I look at her, shake my head, and then I start to walk away.
“Tom Roger, don’t go, please.”
But I keep walking.
“Let him go, Mona,” Anne says.
“Tom Roger,” Mona says, crying my name.
But I grasp the doorhandle and open the door, walk out. Don’t know where I’m going. Just know that I have to get away from here. I hear Mona roar as I step out into the backyard, her voice furious, she’s so furious with her mother, screaming that she’s going to kill her. “Get out of my life or I’ll kill you,” she screams. And I walk away.
Namsos, July 10th, 2006
In the autumn of ’85 we stole so many mopeds, motorbikes and boat engines that Grandad was hard put to get rid of them all. He felt it was too risky to sell everything we brought him in the same district that it had been stolen in, so we either had to scale down our activities drastically or find ourselves another middleman because he didn’t dare to go on the way we were going.
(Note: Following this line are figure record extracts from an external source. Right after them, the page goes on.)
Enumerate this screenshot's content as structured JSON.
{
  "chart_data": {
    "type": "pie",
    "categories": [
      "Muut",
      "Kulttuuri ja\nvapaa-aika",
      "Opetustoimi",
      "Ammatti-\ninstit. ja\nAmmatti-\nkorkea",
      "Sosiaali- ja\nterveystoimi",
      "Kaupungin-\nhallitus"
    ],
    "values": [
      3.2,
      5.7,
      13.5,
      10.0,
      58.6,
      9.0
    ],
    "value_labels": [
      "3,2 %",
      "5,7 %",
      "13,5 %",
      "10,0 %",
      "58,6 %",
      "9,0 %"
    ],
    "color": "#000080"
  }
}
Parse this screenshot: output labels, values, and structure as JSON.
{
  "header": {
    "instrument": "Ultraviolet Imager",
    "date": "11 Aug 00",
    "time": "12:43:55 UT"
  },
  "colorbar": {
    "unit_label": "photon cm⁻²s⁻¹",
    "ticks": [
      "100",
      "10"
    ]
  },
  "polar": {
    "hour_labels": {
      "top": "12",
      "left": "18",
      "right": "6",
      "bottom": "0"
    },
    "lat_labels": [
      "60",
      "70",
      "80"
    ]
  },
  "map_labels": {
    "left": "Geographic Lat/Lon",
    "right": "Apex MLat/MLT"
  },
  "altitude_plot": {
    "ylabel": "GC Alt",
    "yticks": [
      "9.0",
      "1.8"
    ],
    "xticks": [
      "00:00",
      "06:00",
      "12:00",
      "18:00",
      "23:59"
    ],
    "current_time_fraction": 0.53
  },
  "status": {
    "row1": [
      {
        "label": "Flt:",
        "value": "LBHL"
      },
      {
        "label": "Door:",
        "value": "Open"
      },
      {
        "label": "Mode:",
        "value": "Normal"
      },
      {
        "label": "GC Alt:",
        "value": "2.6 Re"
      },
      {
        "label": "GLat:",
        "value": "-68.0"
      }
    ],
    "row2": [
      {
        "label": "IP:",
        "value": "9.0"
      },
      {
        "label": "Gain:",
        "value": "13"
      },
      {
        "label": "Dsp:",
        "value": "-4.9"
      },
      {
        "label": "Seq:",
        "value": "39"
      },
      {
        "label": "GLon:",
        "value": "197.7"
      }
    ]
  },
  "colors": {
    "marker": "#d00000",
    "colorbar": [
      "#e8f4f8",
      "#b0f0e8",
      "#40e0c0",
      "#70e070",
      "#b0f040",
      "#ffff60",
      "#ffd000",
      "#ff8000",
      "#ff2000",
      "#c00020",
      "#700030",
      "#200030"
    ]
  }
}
We were getting too greedy.
But we didn’t scale down. Anything but, in fact, because around this time Uncle Willy and Odd Kåre Hindmo started using the moving van to deliver liquor for Erik, and the motorbike club in the Oslo area that bought and resold his booze was only too happy to buy and resell the stuff we pinched, so we ended up stealing even more than before. Not only that but, when Bendik asked, the bikers confirmed that they also had the odd thing to sell and since it seemed a waste of time and money to drive all the way back to Namsos with an empty van, we started taking their contraband and stolen goods back north with us. Usually it was just cigarettes or a batch of quality wine and spirits that we sold to restaurants and bars on the way north, but sometimes we also carried watches, sunglasses, jewelry, perfume and other stuff, and whatever Uncle Willy and Odd Kåre didn’t manage to shift Grandad took it upon himself to flog.